И он бежал сквозь холодную карпатскую ночь, не обращая внимания ни на боль от бьющей по спине тяжелой глыбы переносной радиостанции, ни на хлесткие ветки, и в голове прыгало одно лишь слово — подвел. И это в самом начале рейда!

Соловец должен был стать голосом группы, ее золотой сердцевиной, капсулем — ведь именно от него зависела жизнь волшебной запертой в коробку радиостанции птички, чьей песни за много километров отсюда с нетерпением ожидали в штабе дивизии молоденькие связистки. Ему даже представились глаза одной из них: зеленые, строгие, под русой, не по уставу спадающей из-под пилотки челкой. Соловец пару раз столкнулся с девушкой около узла связи и с той поры не мог забыть ее внимательного, несколько удивленного, — мол, встречаются же на войне такие низкорослые солдаты, — взгляда.

— Смотри, Костя, второй раз прыгаешь. Еще убьешься или ноги переломаешь с непривычки, тем более что прыжок-то ночной. Быть может, стоит тебе отказаться. Я и ребята тебя поймем, — говорил ему перед вылетом Чибисов. Но морячок так умоляюще глядел на командира, так клялся, что не подведет, что капитан сдался, хотя и рисковал сильно. Случись что с радистом и рацией, и вся операция полетела бы к чертям собачьим. И полетела!

Но вначале, зажмурившись, с отчаянным криком: «Полундра!» полетел вслед за товарищами в непроглядную совершеннейшую ночь утяжеленный радиостанцией Соловец…

Досчитав, как учили, до трех, дернул за кольцо и после этого падал камнем еще целую вечность. Сердце, как пойманный в силки воробушек, отчаянно билось в стянутой лямками и ремнями груди, пока морячка вдруг не рвануло резко вверх — и падение прекратилось: он словно парил во мраке, невидимый и легкий как пушинка одуванчика.
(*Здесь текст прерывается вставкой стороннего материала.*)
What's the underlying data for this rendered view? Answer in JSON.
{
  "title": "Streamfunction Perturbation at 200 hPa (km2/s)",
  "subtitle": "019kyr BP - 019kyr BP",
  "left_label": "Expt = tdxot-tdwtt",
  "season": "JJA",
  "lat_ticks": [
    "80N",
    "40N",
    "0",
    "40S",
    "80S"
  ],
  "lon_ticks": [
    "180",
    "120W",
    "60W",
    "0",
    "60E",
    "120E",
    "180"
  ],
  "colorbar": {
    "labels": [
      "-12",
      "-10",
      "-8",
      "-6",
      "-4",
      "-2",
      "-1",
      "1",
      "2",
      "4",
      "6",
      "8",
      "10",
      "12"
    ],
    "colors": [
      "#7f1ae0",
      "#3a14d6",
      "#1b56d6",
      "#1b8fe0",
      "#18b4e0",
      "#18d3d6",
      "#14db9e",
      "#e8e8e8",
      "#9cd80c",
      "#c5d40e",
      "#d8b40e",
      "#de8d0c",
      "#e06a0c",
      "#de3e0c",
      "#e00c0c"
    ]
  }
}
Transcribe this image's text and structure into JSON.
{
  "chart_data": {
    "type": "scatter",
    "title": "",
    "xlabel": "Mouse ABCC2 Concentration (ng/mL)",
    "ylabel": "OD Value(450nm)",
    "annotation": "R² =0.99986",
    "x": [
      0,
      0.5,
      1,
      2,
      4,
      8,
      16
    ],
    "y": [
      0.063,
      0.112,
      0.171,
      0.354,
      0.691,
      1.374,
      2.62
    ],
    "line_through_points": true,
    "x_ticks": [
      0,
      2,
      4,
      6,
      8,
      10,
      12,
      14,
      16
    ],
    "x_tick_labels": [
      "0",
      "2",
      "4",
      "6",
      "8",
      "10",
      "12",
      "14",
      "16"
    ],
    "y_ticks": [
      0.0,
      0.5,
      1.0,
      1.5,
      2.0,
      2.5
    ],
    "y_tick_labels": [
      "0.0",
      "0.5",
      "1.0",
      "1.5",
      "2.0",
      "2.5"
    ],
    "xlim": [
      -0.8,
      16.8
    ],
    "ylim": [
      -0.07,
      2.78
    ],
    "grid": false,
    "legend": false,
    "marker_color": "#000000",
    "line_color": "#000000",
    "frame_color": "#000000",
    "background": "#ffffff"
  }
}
И тишина, потрясающая тишина стояла теперь вокруг, лишь чуть поскрипывали стропы парашюта. Для привыкшего к постоянной канонаде уха тишина показалась просто оглушающей, звенящей. И это ощущение полета! Морячка словно выдернули из времени и из войны, и ничего больше не было — только он, ночь и шелковый, едва угадывающийся купол над головой.
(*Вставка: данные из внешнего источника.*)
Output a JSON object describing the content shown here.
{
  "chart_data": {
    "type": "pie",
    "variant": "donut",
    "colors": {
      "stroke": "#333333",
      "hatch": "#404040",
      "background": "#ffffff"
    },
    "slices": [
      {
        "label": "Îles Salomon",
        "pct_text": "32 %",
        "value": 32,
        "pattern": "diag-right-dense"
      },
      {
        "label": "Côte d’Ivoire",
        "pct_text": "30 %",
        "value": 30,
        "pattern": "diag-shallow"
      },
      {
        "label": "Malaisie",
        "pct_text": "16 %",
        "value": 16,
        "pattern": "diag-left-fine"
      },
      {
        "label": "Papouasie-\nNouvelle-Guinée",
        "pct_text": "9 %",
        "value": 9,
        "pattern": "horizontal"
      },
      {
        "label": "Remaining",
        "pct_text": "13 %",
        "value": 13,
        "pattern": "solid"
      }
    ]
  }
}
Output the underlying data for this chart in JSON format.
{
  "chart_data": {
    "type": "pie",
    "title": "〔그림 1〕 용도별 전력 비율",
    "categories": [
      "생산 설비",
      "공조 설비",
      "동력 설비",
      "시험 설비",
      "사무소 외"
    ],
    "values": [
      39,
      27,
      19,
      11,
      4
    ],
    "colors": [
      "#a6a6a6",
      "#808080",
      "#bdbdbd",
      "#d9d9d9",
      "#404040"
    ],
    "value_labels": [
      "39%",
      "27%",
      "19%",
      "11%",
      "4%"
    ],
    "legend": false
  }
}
И все бы хорошо, если бы не внезапный порыв ветра, что властно подхватил Соловца где-то между небом и землей и зашвырнул на несколько километров правее, как оказалось, в сторону горной дороги.

Сзади загрохотали автоматы, и Костю от ног до поясницы вдруг резануло такой нестерпимой болью, что он вскрикнул и упал как подрезанный. Тяжело мотанулась и припечатала спину радиостанция. Морячок попытался подняться, но тщетно — все тело словно налилось свинцовой тяжестью, не то что идти, ползти невозможно. С трудом перевалившись на бок и едва не теряя от боли сознание, он снял с плеча автомат и, передернув затвор, замер в ожидании.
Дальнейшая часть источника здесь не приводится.